The concert was cancelled two days after Azerbaijan launched on September 19 a military offensive in Nagorno-Karabakh that forced the region’s entire population to flee to Armenia. Despite that, Snoop Dogg and his production team received a performance fee of about $3 million.
The rest of the government money was paid to the Armenian organizer of the open-air concert, a little-known company called Doping Space. A new contract signed with the Ministry of Education, Science, Culture and Sports in February commits Doping Space to organizing the show “in the course of 2024.”
The company insisted this week that the concert will take place later this year. “We will inform you when the date is clear,” it told RFE/RL’s Armenian Service.
The sum allocated for the concert exceeds the annual budgets of most rural communities of Armenia. Critics condemned the government spending as reckless extravagance aimed at distracting Armenians from grave national security problems facing their country.

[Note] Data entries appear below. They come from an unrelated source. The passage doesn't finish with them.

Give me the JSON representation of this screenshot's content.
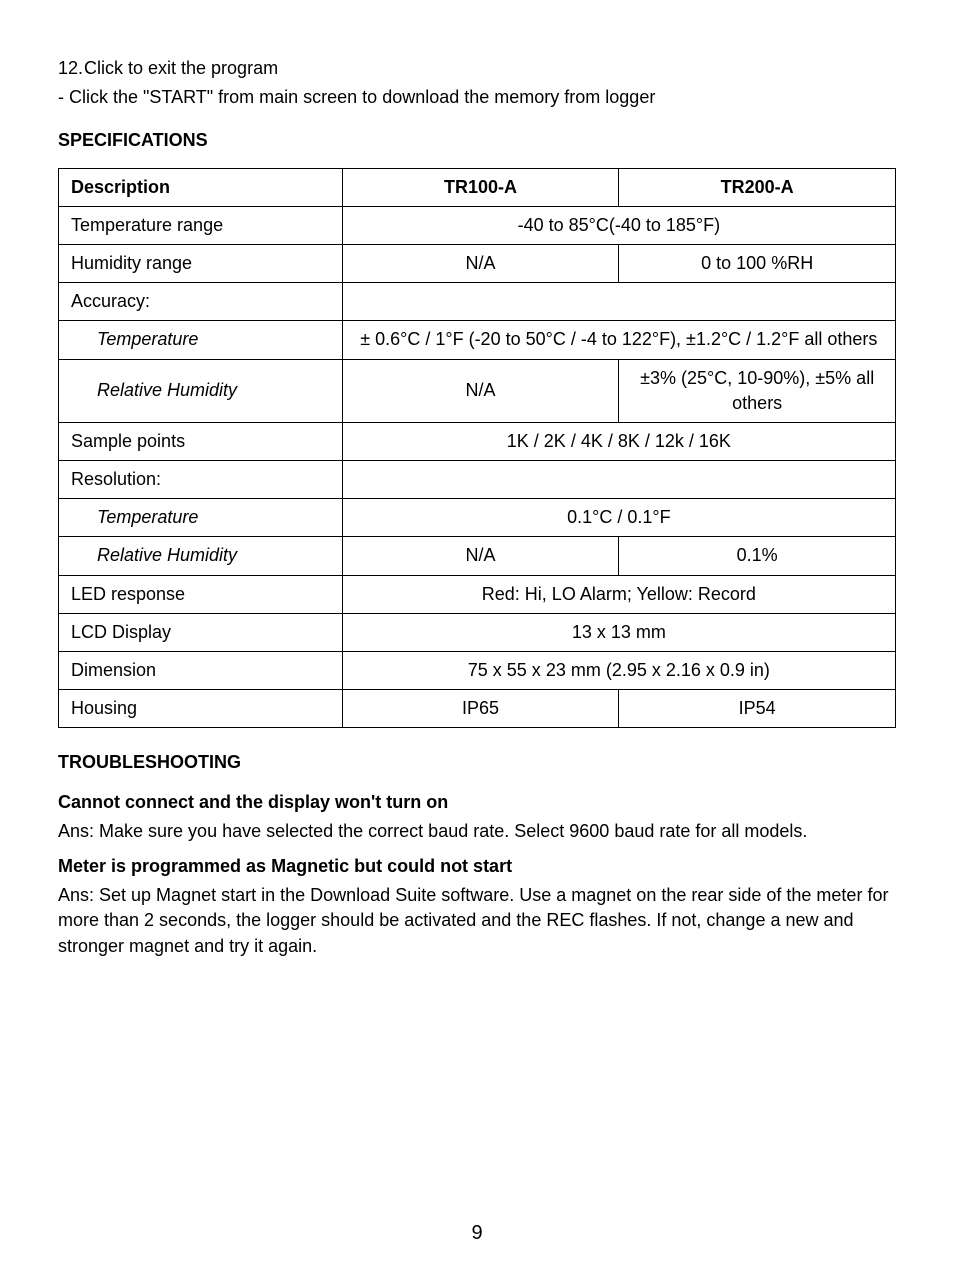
{
  "intro": {
    "list_number": "12.",
    "list_text": "Click to exit the program",
    "bullet_text": "- Click the \"START\" from main screen to download the memory from logger"
  },
  "spec_heading": "SPECIFICATIONS",
  "table": {
    "columns": [
      "Description",
      "TR100-A",
      "TR200-A"
    ],
    "rows": [
      {
        "label": "Temperature range",
        "indent": false,
        "span": true,
        "value": "-40 to 85°C(-40 to 185°F)"
      },
      {
        "label": "Humidity range",
        "indent": false,
        "span": false,
        "a": "N/A",
        "b": "0 to 100 %RH"
      },
      {
        "label": "Accuracy:",
        "indent": false,
        "span": true,
        "value": ""
      },
      {
        "label": "Temperature",
        "indent": true,
        "span": true,
        "value": "± 0.6°C / 1°F (-20 to 50°C / -4 to 122°F), ±1.2°C / 1.2°F all others"
      },
      {
        "label": "Relative Humidity",
        "indent": true,
        "span": false,
        "a": "N/A",
        "b": "±3% (25°C, 10-90%), ±5% all others"
      },
      {
        "label": "Sample points",
        "indent": false,
        "span": true,
        "value": "1K / 2K / 4K / 8K / 12k / 16K"
      },
      {
        "label": "Resolution:",
        "indent": false,
        "span": true,
        "value": ""
      },
      {
        "label": "Temperature",
        "indent": true,
        "span": true,
        "value": "0.1°C / 0.1°F"
      },
      {
        "label": "Relative Humidity",
        "indent": true,
        "span": false,
        "a": "N/A",
        "b": "0.1%"
      },
      {
        "label": "LED response",
        "indent": false,
        "span": true,
        "value": "Red: Hi, LO Alarm; Yellow: Record"
      },
      {
        "label": "LCD Display",
        "indent": false,
        "span": true,
        "value": "13 x 13 mm"
      },
      {
        "label": "Dimension",
        "indent": false,
        "span": true,
        "value": "75 x 55 x 23 mm (2.95 x 2.16 x 0.9 in)"
      },
      {
        "label": "Housing",
        "indent": false,
        "span": false,
        "a": "IP65",
        "b": "IP54"
      }
    ]
  },
  "troubleshooting_heading": "TROUBLESHOOTING",
  "qa": [
    {
      "q": "Cannot connect and the display won't turn on",
      "a": "Ans: Make sure you have selected the correct baud rate. Select 9600 baud rate for all models."
    },
    {
      "q": "Meter is programmed as Magnetic but could not start",
      "a": "Ans: Set up Magnet start in the Download Suite software. Use a magnet on the rear side of the meter for more than 2 seconds, the logger should be activated and the REC flashes. If not, change a new and stronger magnet and try it again."
    }
  ],
  "page_number": "9"
}
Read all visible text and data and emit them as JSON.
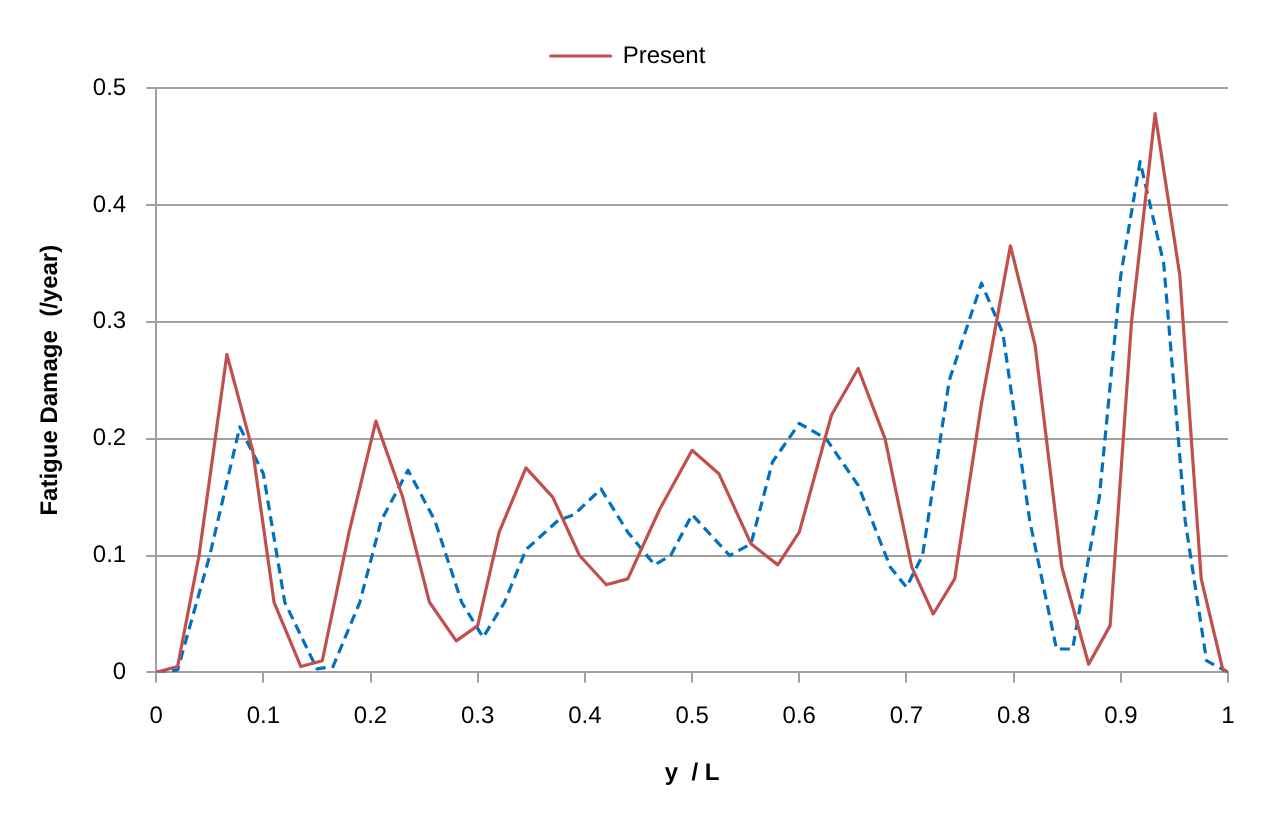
{
  "chart_data": {
    "type": "line",
    "xlabel": "y  / L",
    "ylabel": "Fatigue Damage  (/year)",
    "xlim": [
      0,
      1
    ],
    "ylim": [
      0,
      0.5
    ],
    "xticks": [
      0,
      0.1,
      0.2,
      0.3,
      0.4,
      0.5,
      0.6,
      0.7,
      0.8,
      0.9,
      1
    ],
    "yticks": [
      0,
      0.1,
      0.2,
      0.3,
      0.4,
      0.5
    ],
    "grid": "y",
    "legend": "top",
    "marker": "none",
    "series": [
      {
        "name": "Present",
        "color": "#c0504d",
        "line_style": "solid",
        "x": [
          0,
          0.02,
          0.04,
          0.066,
          0.09,
          0.11,
          0.135,
          0.155,
          0.18,
          0.205,
          0.23,
          0.255,
          0.28,
          0.3,
          0.32,
          0.345,
          0.37,
          0.395,
          0.42,
          0.44,
          0.47,
          0.5,
          0.525,
          0.555,
          0.58,
          0.6,
          0.63,
          0.655,
          0.68,
          0.705,
          0.725,
          0.745,
          0.77,
          0.797,
          0.82,
          0.845,
          0.87,
          0.89,
          0.91,
          0.932,
          0.955,
          0.975,
          0.995,
          1
        ],
        "values": [
          0,
          0.005,
          0.1,
          0.272,
          0.19,
          0.06,
          0.005,
          0.01,
          0.12,
          0.215,
          0.15,
          0.06,
          0.027,
          0.04,
          0.12,
          0.175,
          0.15,
          0.1,
          0.075,
          0.08,
          0.14,
          0.19,
          0.17,
          0.11,
          0.092,
          0.12,
          0.22,
          0.26,
          0.2,
          0.09,
          0.05,
          0.08,
          0.23,
          0.365,
          0.28,
          0.09,
          0.007,
          0.04,
          0.3,
          0.478,
          0.34,
          0.08,
          0.003,
          0
        ]
      },
      {
        "color": "#0070c0",
        "line_style": "dashed",
        "x": [
          0,
          0.02,
          0.05,
          0.078,
          0.1,
          0.12,
          0.15,
          0.165,
          0.19,
          0.21,
          0.235,
          0.26,
          0.285,
          0.305,
          0.325,
          0.345,
          0.375,
          0.39,
          0.415,
          0.44,
          0.465,
          0.48,
          0.5,
          0.515,
          0.535,
          0.555,
          0.575,
          0.6,
          0.625,
          0.655,
          0.685,
          0.7,
          0.715,
          0.74,
          0.77,
          0.79,
          0.815,
          0.84,
          0.855,
          0.88,
          0.9,
          0.918,
          0.94,
          0.96,
          0.98,
          1
        ],
        "values": [
          0,
          0.002,
          0.1,
          0.21,
          0.17,
          0.06,
          0.003,
          0.005,
          0.06,
          0.13,
          0.173,
          0.13,
          0.06,
          0.03,
          0.06,
          0.105,
          0.13,
          0.135,
          0.157,
          0.12,
          0.092,
          0.1,
          0.135,
          0.12,
          0.1,
          0.11,
          0.18,
          0.213,
          0.2,
          0.16,
          0.09,
          0.073,
          0.1,
          0.25,
          0.333,
          0.29,
          0.13,
          0.02,
          0.02,
          0.15,
          0.34,
          0.437,
          0.35,
          0.13,
          0.01,
          0
        ]
      }
    ]
  }
}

Government officials insisted that the money is worth it because the concert will raise Armenia’s international profile and attract thousands of foreign tourists. The chief of Prime Minister Nikol Pashinian’s staff, Arayik Harutiunian, echoed that explanation when he spoke to reporters on Tuesday.
“If we want to become an international tourist destination, we have to make investments in order to develop the sector,” said Harutiunian.
But as Varuzhan Hoktanian, who runs Armenia’s leading anti-corruption watchdog affiliated with Transparency International, pointed out, the contract with Doping Space says nothing about tourism.
The Ministry of Education, Science, Culture and Sports financed the concert from its special budget designed to promote music and arts with a “national basis.” It did not explain how this relates to Snoop Dogg.
The rap star has had a history of using drugs. Some of his songs have drug references, a fact also cited by Armenian critics of the governing funding for his concert.